Baby Teeth – Tiny in Size but Big in Importance! Part 2


This is the second part of ‘Baby Teeth – Tiny in Size but Big in Importance!’, to read part 1 of this article and for information on babies and younger toddlers, click here

Age Two

At around the age of 18 months – 2 years of age, you can start using a tiny smear of baby fluoride toothpaste with an age appropriate baby toothbrush on your toddler twice a day.  Help and supervision is needed until about 8 years of age as they do not have the manual dexterity yet to clean all areas of their teeth.  Make tooth brushing time a fun time and part of their daily routine.  Singing brushing songs to their favourite tunes such as Twinkle, twinkle Little Star will encourage them to make this a habit.  Regular 6 month visits to your dentist should be scheduled from now.

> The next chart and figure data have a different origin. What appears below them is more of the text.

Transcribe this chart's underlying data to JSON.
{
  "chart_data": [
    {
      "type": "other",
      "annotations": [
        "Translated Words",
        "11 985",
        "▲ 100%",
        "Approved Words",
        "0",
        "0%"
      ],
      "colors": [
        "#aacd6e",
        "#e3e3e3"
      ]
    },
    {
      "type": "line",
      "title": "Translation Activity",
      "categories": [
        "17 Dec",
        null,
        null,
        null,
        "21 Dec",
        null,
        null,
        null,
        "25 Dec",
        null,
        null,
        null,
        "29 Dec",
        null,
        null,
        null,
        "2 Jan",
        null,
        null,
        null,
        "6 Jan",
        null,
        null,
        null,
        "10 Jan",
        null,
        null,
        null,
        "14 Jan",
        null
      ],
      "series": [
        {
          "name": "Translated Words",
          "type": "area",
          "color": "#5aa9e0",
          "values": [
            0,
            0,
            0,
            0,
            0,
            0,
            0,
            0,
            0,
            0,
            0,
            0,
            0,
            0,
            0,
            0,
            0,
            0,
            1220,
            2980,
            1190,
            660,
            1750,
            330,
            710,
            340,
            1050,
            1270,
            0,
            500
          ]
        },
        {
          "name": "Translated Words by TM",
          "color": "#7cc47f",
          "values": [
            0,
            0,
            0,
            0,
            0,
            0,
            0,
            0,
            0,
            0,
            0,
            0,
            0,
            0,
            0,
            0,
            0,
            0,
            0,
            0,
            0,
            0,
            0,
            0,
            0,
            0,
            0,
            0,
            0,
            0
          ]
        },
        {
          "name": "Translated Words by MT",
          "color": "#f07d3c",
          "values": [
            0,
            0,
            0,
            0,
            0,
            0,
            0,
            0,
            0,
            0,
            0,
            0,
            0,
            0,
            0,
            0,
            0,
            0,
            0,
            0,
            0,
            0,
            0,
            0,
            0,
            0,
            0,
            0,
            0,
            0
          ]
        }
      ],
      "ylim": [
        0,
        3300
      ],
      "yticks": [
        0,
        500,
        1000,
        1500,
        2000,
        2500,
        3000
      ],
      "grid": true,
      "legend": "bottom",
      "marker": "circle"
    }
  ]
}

  • Brush in front of a mirror
  • Angle their soft brush towards the gums and move the brush in gentle circles to clean the outer and inner sides of the teeth
  • Lift the lips to reach the gum line
  • Gently brush the chewing surfaces
  • Encourage them to brush without swallowing and to spit out the toothpaste.

 

School age children

At this age your child can be using regular adult fluoride toothpaste, albeit only a small amount! Some supervision is still required until the age of around eight even if it is just finishing the clean for them.  Regular dentist visits are important.  The dentist may recommend fissure sealants which are thin plastic coatings that bond to the chewing surface to stop plaque forming in the grooves of teeth to prevent decay.  They are simple and quick and cause little discomfort or pain to your child.

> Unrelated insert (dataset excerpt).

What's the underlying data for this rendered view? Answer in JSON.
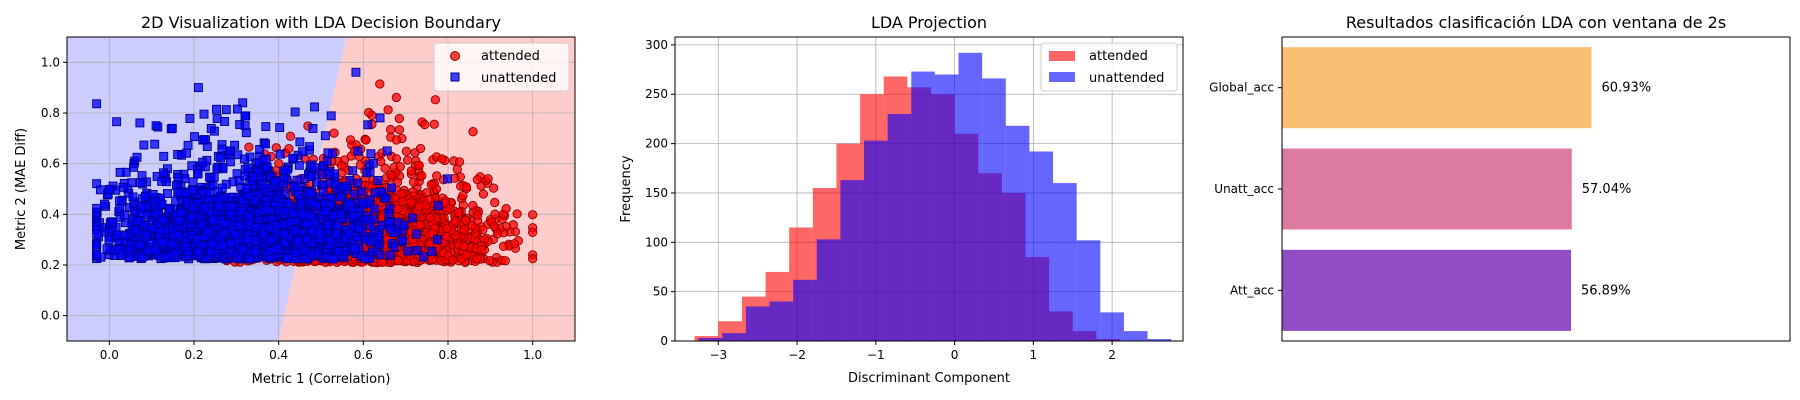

Tooth decay, or ‘caries’ is to be avoided or, at the very least, treated immediately.  Plaque on teeth is bacteria and it feeds on sugars in food and drinks.  It produces an acid that damages the surface of the teeth.  The longer the tooth decay is left untreated the more likely your child will develop pain and discomfort. Anxiety at dental visits can happen as they will associate going to the dentist with pain, and more expensive treatment may be required.  The first sign of tooth decay is discolouration, with brown spots on the teeth or a dull white band along the gum line.  The gums can also appear red and swollen.  A visit to the dentist every six months in addition to brushing and flossing at home, and drinking only water between meals goes a long way to avoid this problem.  Prevention is better than a cure!